We’re told to stay patient and to stay hopeful. But in the same breath, we are advised not to have a baby shower or decorate a nursery. Because with adoption, there are no guarantees. We can’t get too attached. How can we prepare for what we don’t know is coming? Do we get a bassinet or a toddler bed? Do we look into breastmilk pills or booster seats? It can all feel extremely overwhelming. The waiting time is filled with doubts and uncertainty. But when we get matched with our child, we know that’s where we belong. We were meant to become parents. But since adoption is not straight forward and each child in care has their own background and a birth family, adoptive parents need support from friends, professionals and other adoptive parents who have been there before. We need support from people who will know exactly what we’re going through when we don’t have the words to say it out loud. We need a place to go where we know we won’t be judged for thinking we’re crazy for doing this in the first place, even though we know this is what we want. We need a place like Parent2Parent, because no one understands what it’s like to be a parent without a child one day and a parent of an adoptive child the next. No one understands that better than someone who’s been there.

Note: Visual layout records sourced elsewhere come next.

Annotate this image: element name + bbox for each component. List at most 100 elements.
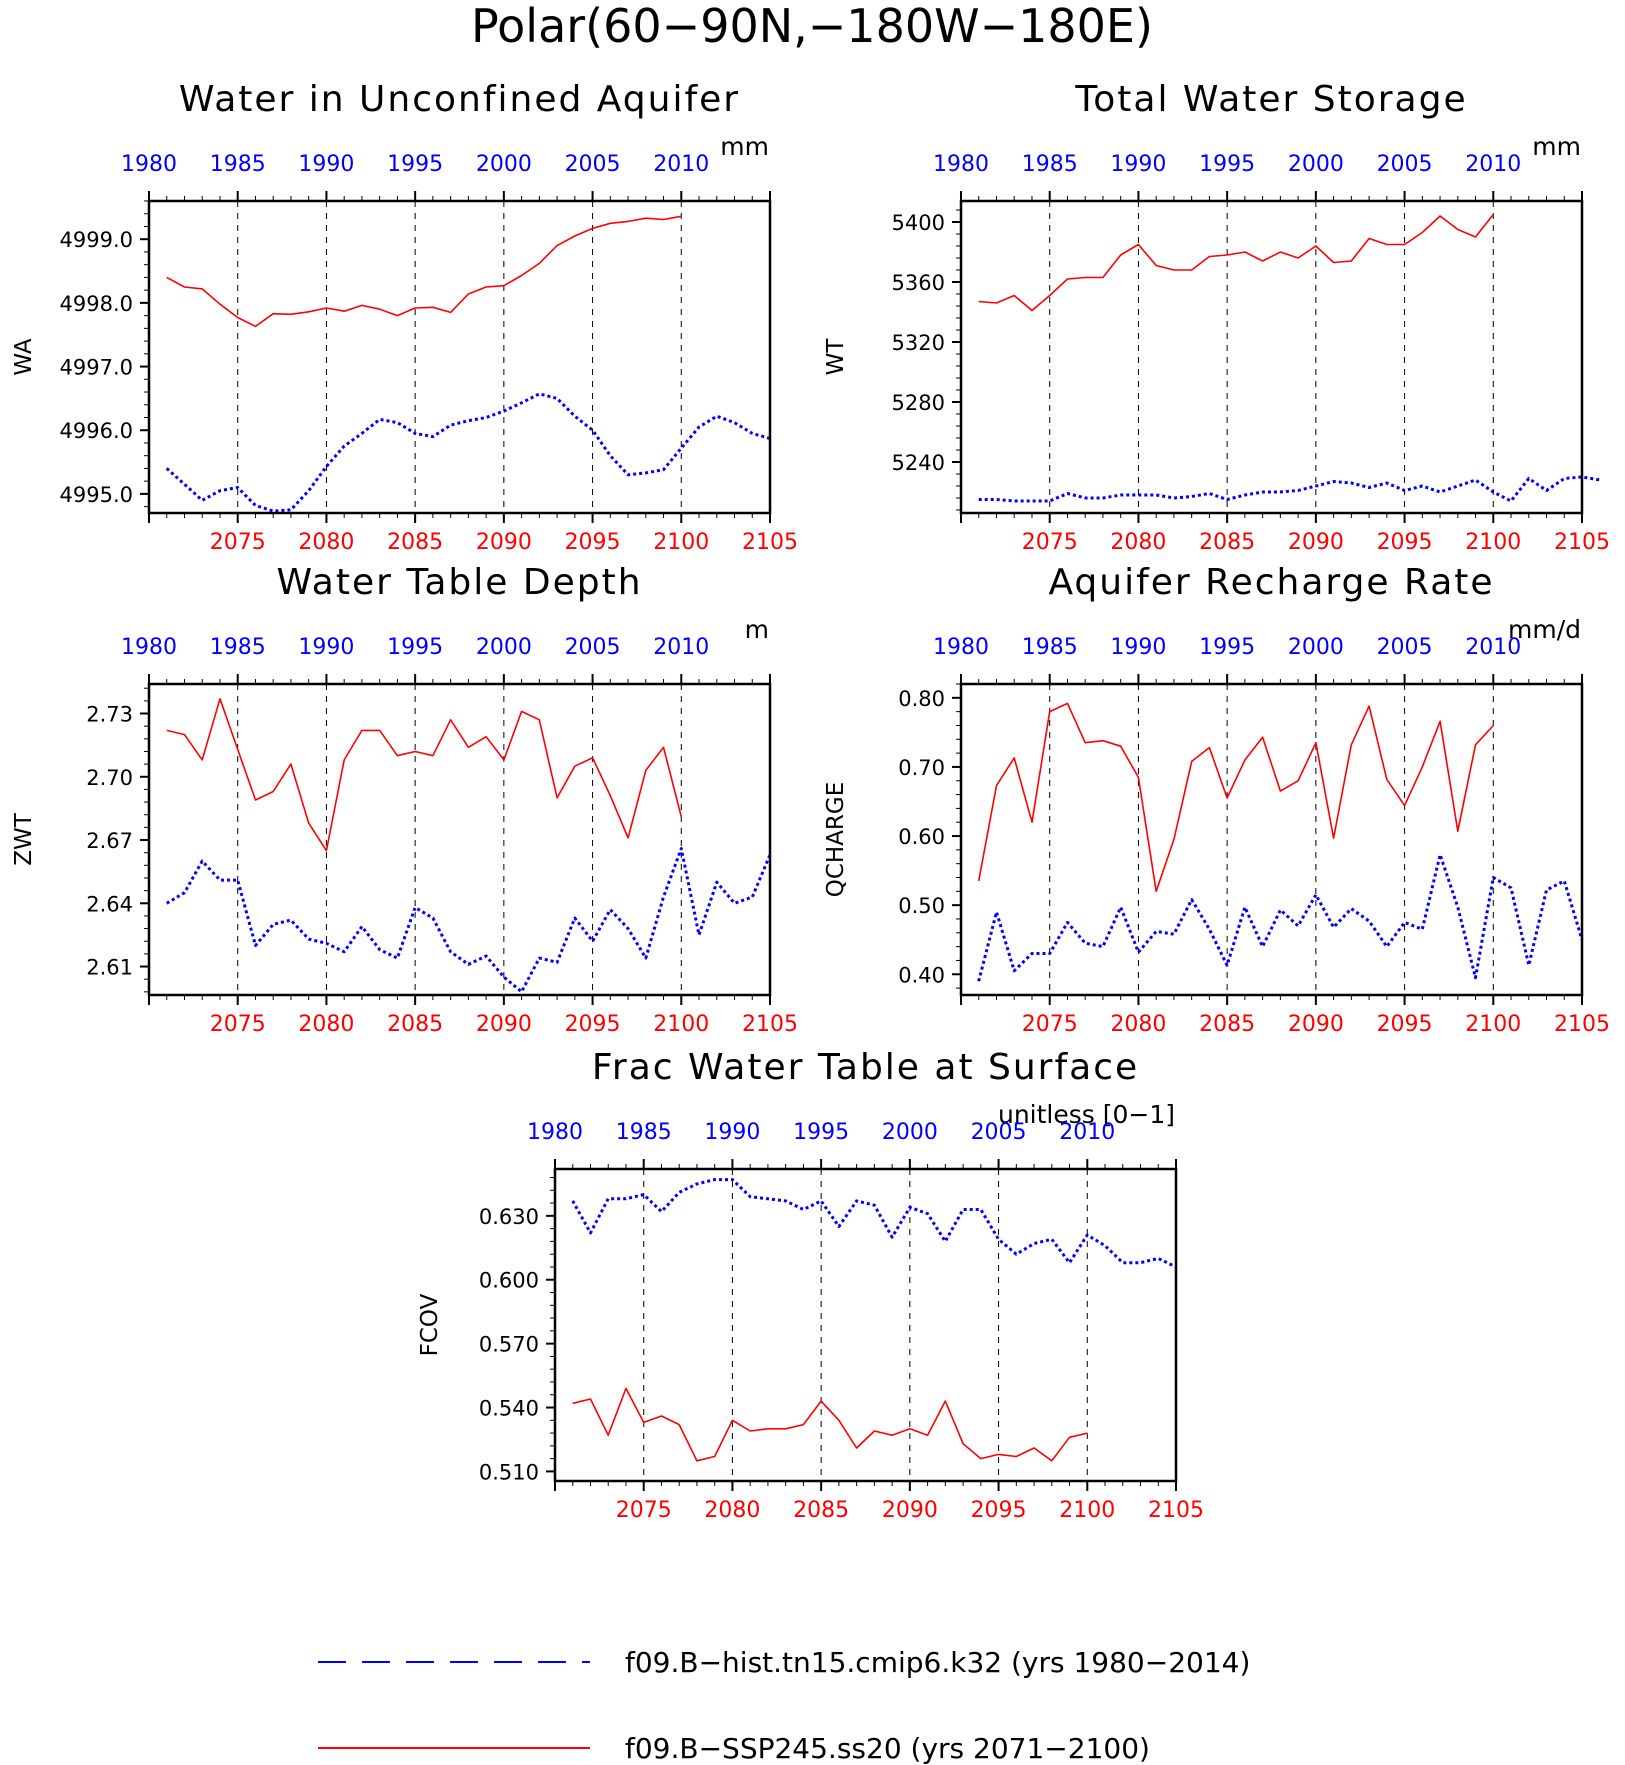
x-tick-label-bottom: 2085 [387, 1012, 443, 1037]
x-tick-label-top: 1980 [121, 635, 177, 660]
y-tick-label: 0.70 [898, 756, 945, 780]
x-tick-label-top: 2010 [1465, 635, 1521, 660]
x-tick-label-top: 2010 [653, 635, 709, 660]
units-label: unitless [0−1] [998, 1100, 1175, 1129]
x-tick-label-bottom: 2105 [1148, 1498, 1204, 1523]
panel-title: Water Table Depth [276, 562, 642, 603]
x-tick-label-top: 1995 [793, 1120, 849, 1145]
x-tick-label-top: 2000 [882, 1120, 938, 1145]
y-tick-label: 2.64 [86, 892, 133, 916]
x-tick-label-top: 2005 [565, 635, 621, 660]
units-label: mm/d [1508, 615, 1581, 644]
x-tick-label-top: 1985 [1022, 152, 1078, 177]
x-tick-label-top: 1995 [387, 152, 443, 177]
y-tick-label: 0.570 [479, 1333, 539, 1357]
y-tick-label: 0.50 [898, 894, 945, 918]
y-tick-label: 2.67 [86, 829, 133, 853]
y-tick-label: 4997.0 [60, 356, 133, 380]
x-tick-label-bottom: 2095 [971, 1498, 1027, 1523]
panel-aquifer-recharge-rate: Aquifer Recharge Rate mm/d QCHARGE 0.40 0.50… [823, 562, 1610, 1037]
x-tick-label-top: 1980 [121, 152, 177, 177]
x-tick-label-top: 1995 [387, 635, 443, 660]
x-tick-label-top: 1990 [298, 152, 354, 177]
x-tick-label-top: 2010 [1465, 152, 1521, 177]
y-tick-label: 4995.0 [60, 483, 133, 507]
x-tick-label-top: 1980 [527, 1120, 583, 1145]
x-tick-label-bottom: 2080 [1110, 530, 1166, 555]
series-line-hist [977, 853, 1584, 982]
legend-label-ssp: f09.B−SSP245.ss20 (yrs 2071−2100) [625, 1732, 1150, 1765]
panel-total-water-storage: Total Water Storage mm WT 5240 5280 5320 5360 5… [823, 79, 1610, 555]
plot-frame [147, 199, 772, 515]
y-tick-label: 0.540 [479, 1397, 539, 1421]
plot-frame [959, 199, 1584, 515]
figure-title: Polar(60−90N,−180W−180E) [471, 0, 1153, 53]
x-tick-label-bottom: 2105 [742, 1012, 798, 1037]
x-tick-label-bottom: 2100 [653, 530, 709, 555]
x-tick-label-top: 1980 [933, 152, 989, 177]
x-tick-label-bottom: 2100 [1465, 530, 1521, 555]
y-tick-label: 0.630 [479, 1205, 539, 1229]
plot-frame [553, 1167, 1178, 1483]
units-label: mm [1532, 132, 1581, 161]
y-tick-label: 5360 [892, 271, 945, 295]
x-tick-label-top: 2000 [1288, 152, 1344, 177]
y-tick-label: 5280 [892, 391, 945, 415]
x-tick-label-top: 2010 [1059, 1120, 1115, 1145]
x-tick-label-bottom: 2075 [210, 530, 266, 555]
x-tick-label-bottom: 2100 [1059, 1498, 1115, 1523]
y-tick-label: 0.80 [898, 687, 945, 711]
x-tick-label-bottom: 2095 [565, 1012, 621, 1037]
x-tick-label-top: 1990 [1110, 635, 1166, 660]
panel-water-table-depth: Water Table Depth m ZWT 2.61 2.64 2.67 2.70 2.7… [11, 562, 798, 1037]
x-tick-label-top: 1990 [1110, 152, 1166, 177]
x-tick-label-bottom: 2080 [704, 1498, 760, 1523]
series-line-hist [165, 847, 772, 994]
y-tick-label: 5240 [892, 451, 945, 475]
x-tick-label-bottom: 2100 [653, 1012, 709, 1037]
x-tick-label-top: 1980 [933, 635, 989, 660]
x-tick-label-top: 2000 [1288, 635, 1344, 660]
units-label: m [745, 615, 769, 644]
series-line-ssp [978, 214, 1494, 312]
x-tick-label-top: 2010 [653, 152, 709, 177]
series-line-hist [978, 475, 1600, 503]
y-axis-label: FCOV [417, 1293, 443, 1356]
x-tick-label-top: 2005 [1377, 635, 1433, 660]
panel-frac-water-table-at-surface: Frac Water Table at Surface unitless [0−1… [417, 1047, 1204, 1523]
x-tick-label-top: 1995 [1199, 152, 1255, 177]
x-tick-label-bottom: 2090 [1288, 530, 1344, 555]
x-tick-label-bottom: 2095 [1377, 1012, 1433, 1037]
y-axis-label: QCHARGE [823, 782, 849, 898]
x-tick-label-bottom: 2075 [210, 1012, 266, 1037]
x-tick-label-bottom: 2075 [1022, 1012, 1078, 1037]
y-axis-label: WA [11, 338, 37, 375]
y-tick-label: 2.61 [86, 956, 133, 980]
y-tick-label: 4998.0 [60, 292, 133, 316]
x-tick-label-bottom: 2090 [476, 1012, 532, 1037]
x-tick-label-top: 1995 [1199, 635, 1255, 660]
x-tick-label-top: 2005 [565, 152, 621, 177]
series-line-ssp [166, 697, 683, 852]
y-tick-label: 0.40 [898, 963, 945, 987]
x-tick-label-bottom: 2090 [882, 1498, 938, 1523]
x-tick-label-bottom: 2095 [565, 530, 621, 555]
x-tick-label-bottom: 2080 [1110, 1012, 1166, 1037]
panel-title: Frac Water Table at Surface [592, 1047, 1139, 1088]
legend: f09.B−hist.tn15.cmip6.k32 (yrs 1980−2014… [318, 1646, 1250, 1765]
x-tick-label-bottom: 2085 [1199, 1012, 1255, 1037]
x-tick-label-top: 1990 [704, 1120, 760, 1145]
plot-frame [147, 682, 772, 997]
x-tick-label-bottom: 2105 [742, 530, 798, 555]
x-tick-label-bottom: 2085 [387, 530, 443, 555]
x-tick-label-top: 1985 [210, 152, 266, 177]
plot-frame [959, 682, 1584, 997]
x-tick-label-top: 2005 [971, 1120, 1027, 1145]
y-tick-label: 4999.0 [60, 228, 133, 252]
y-tick-label: 5320 [892, 331, 945, 355]
legend-label-hist: f09.B−hist.tn15.cmip6.k32 (yrs 1980−2014… [625, 1646, 1250, 1679]
series-line-ssp [572, 1387, 1088, 1462]
x-tick-label-top: 1985 [210, 635, 266, 660]
y-tick-label: 0.510 [479, 1460, 539, 1484]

Programs and social workers might have the right terms, resources, education, but they can’t help you when your child is curled up on the bathroom floor missing his birth mom. There’s no better course, training or lesson and no better teacher than someone with real life experience. Parent2Parent can provide a safe place for adoptive families to go to for support where they will find others like them and the help they need – without being judged. Most adoption agencies support the birth parents. Parent2Parent is there to offer support to adoptive families. We need more support networks like this one in order to assist awaiting parents and adoptive parents become the best parents they can be to children who deserve nothing but the best.